Si vous saviez, petits hommes verts…

Et puis ce fut le plus beau jour de ma vie. Le premier plus beau jour de ma vie. Et il y en aura d’autres. Maintenant, je le sais.
Cette année, Daniel et Christiane fait des infidélités aux Sables d’Ollones. Ils sont partis en Islande ! A force de m’entendre raconter des histoires de Trolls, Christiane a demandé de la documentation à l’office du tourisme, et s’est trouvée prise d’une furieuse envie d’aller contempler les geysers. Julien lui a vendu le voyage…
J’ai acheté un très belle reproduction de la vague, de Hokusaï, je l’ai faite encadrer, et je l’ai envoyée au docteur Marc Bayet, pour sa bilbliothèque. Il était ravi.

Véronique enseigne le Français au lycée Michelet de Vanves. Elle a repris l’aquagym avec ardeur. Elle ne parle jamais de sa vie sentimentale, et je ne sais pas poser ce genre de questions.


Aux dernières nouvelles, Norbert exercerait ses talents dans une filiale du côté de Hambourg. Il s’est remarié avec une Danoise…
Je n’ai plus entendu parler du petit facho méridional. Il paraît qu’il s’est très vite fatigué de la vie parisienne, et qu’il est reparti massacrer les lapins dans sa garrigue natale. Je sais qu’un jour les lapins lui tendront une embuscade, comme les vélociraptors dans Jurrasic Park. Un jour, les lapins le tueront.
L’été dernier, on a compté jusqu’à trois mille cinq cents canoës par jour au passage du pont de la Dordogne à Beynac.
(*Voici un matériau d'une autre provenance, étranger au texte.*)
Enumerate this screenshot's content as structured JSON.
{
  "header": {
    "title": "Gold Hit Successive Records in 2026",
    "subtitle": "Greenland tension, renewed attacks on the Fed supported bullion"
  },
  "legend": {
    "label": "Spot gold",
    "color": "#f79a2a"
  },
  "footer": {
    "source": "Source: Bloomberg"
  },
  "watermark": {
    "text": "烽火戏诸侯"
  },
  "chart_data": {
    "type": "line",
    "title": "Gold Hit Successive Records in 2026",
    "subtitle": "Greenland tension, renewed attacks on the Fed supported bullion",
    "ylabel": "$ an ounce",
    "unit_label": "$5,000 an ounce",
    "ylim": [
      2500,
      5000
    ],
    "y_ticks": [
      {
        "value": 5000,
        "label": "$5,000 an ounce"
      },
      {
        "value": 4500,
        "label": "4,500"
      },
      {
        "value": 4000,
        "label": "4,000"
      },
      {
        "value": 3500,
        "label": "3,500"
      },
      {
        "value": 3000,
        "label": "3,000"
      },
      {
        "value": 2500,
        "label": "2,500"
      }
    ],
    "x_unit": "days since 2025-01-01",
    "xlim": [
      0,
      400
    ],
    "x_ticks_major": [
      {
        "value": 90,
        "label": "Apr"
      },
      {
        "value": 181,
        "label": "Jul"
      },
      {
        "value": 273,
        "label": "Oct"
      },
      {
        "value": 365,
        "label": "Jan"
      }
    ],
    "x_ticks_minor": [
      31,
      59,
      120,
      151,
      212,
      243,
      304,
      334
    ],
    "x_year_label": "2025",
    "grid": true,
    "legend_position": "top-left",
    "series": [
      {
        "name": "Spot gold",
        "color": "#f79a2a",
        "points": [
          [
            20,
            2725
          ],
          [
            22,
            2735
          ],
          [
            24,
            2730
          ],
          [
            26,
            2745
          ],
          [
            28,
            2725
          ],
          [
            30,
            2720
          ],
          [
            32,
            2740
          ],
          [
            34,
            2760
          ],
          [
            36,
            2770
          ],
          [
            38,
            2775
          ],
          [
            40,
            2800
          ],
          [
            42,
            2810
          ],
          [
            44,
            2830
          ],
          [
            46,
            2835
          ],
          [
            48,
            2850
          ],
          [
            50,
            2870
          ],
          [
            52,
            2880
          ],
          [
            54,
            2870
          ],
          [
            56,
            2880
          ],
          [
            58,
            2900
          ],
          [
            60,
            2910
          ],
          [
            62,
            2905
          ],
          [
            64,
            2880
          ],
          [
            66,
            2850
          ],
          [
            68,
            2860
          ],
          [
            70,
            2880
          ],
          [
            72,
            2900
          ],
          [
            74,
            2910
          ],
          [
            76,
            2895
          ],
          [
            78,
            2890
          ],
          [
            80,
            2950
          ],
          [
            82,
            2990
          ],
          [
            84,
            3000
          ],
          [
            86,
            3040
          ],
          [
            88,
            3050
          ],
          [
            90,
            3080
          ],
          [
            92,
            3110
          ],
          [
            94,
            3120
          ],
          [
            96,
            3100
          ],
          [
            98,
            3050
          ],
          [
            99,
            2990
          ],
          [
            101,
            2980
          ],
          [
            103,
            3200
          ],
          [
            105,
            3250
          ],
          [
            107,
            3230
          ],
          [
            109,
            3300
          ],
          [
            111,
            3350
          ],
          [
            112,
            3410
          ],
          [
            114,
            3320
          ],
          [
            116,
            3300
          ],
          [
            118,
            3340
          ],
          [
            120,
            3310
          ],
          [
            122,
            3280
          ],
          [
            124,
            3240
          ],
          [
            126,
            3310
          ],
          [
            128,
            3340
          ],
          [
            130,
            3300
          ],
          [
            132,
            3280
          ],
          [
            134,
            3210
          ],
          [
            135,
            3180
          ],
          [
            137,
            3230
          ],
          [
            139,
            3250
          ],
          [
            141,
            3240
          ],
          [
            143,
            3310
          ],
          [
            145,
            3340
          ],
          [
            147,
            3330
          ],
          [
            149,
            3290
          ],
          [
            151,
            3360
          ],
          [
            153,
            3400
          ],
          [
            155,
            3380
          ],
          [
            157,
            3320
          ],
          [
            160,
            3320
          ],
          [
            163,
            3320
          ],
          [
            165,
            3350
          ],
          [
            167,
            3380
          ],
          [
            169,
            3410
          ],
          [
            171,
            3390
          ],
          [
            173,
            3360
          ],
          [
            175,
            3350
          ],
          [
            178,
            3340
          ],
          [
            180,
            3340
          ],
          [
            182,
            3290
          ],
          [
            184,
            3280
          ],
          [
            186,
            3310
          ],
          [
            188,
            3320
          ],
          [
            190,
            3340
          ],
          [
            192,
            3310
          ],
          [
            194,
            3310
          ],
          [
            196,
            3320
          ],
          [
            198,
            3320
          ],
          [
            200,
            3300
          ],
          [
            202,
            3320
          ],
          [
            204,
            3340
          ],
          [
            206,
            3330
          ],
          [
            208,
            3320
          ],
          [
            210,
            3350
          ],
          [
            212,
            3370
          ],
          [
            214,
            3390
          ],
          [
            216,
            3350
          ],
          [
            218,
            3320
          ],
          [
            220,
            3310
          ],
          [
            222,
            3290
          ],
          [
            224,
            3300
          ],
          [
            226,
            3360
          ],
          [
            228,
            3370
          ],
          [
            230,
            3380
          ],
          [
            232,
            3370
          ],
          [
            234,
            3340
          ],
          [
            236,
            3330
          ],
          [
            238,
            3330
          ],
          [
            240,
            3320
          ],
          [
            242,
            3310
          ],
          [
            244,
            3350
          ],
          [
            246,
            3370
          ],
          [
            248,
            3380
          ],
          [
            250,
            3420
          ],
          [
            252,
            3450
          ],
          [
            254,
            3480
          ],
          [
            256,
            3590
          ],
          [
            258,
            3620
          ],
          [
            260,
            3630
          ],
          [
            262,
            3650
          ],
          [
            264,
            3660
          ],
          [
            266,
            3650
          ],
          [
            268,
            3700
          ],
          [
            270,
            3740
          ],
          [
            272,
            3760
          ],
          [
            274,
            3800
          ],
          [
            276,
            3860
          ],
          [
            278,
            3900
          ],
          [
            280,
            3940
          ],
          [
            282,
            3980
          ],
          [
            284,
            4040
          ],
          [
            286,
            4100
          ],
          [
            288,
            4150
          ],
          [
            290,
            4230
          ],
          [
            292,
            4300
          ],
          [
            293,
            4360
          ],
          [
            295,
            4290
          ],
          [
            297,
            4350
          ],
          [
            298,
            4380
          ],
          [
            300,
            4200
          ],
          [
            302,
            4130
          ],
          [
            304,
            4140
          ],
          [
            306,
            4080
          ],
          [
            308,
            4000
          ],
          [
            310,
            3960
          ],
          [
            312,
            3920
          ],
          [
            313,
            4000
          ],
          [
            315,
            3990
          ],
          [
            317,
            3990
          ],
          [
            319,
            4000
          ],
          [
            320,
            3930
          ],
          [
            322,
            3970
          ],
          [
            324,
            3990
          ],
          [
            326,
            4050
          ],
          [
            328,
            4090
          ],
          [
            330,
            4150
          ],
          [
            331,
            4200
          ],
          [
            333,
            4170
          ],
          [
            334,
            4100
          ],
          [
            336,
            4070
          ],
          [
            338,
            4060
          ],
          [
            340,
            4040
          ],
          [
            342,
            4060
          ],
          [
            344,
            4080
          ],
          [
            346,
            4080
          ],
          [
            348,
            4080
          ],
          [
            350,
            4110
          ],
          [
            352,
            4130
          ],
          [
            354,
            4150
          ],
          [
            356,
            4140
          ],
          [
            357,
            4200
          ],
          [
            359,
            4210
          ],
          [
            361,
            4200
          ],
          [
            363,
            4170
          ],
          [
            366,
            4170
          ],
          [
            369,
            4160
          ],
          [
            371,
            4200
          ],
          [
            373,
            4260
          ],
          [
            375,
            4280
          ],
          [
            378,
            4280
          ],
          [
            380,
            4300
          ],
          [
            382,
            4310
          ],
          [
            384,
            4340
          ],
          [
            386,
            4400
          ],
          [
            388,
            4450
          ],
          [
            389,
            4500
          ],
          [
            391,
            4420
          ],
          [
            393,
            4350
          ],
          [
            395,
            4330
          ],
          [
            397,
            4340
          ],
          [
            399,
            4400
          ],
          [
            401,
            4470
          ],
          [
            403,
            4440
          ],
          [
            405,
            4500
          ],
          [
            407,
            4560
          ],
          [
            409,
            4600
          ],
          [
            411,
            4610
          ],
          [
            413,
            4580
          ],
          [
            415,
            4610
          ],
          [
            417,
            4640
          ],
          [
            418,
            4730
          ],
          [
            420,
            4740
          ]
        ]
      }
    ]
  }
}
La preuve que le traitement est efficace, non ?
Parfois, je vais me promener au parc Montsouris avec Adrien. J’entre toujours par le portail de l’avenue Reille et je salue l’archange avec beaucoup de déférence. J’ai appris entre-temps que ce n’était pas un ange, mais un archange. Un chef, en quelque sorte, comme dans les rayons, au magasin.

Il ne faut pas commettre d’impair avec les anges. Ils sont jaloux de leurs prérogatives. Je le salue bien bas, en lui donnant du « Monsieur l’Archange », comme cela, je me dis que peut-être il nous épargnera, le jour où il pètera les plombs…


L’été dernier, Karine est allée en vacances au Canada avec son petit ami. Je crois qu’elle a enfin franchi la porte du septième jardin, celui du bonheur. J’ai reçu une carte postale des chutes du Niagara. Ca fait rêver… Et puis à son retour, elle m’a ramené un souvenir. Un Piège à Rêves traditionnel des indiens Cris de la baie James. C’est un très bel objet, un peu étrange, à accrocher au-dessus de son lit. Une sorte de suspension faite de plumes attachées à une baguette de bois, avec un petit filet circulaire au milieu, comme une toile d’araignée.

Les jolies plumes attirent les rêves qui errent inlassablement dans la chambre. Les rêves agréables sont assez fins pour passer à travers les mailles et rejoindre le dormeur dans son lit. Les cauchemars sont trop grossiers pour franchir les mailles du filet. Ils restent immobilisés dans le piège jusqu’au matin et sont détruits par la lumière du jour.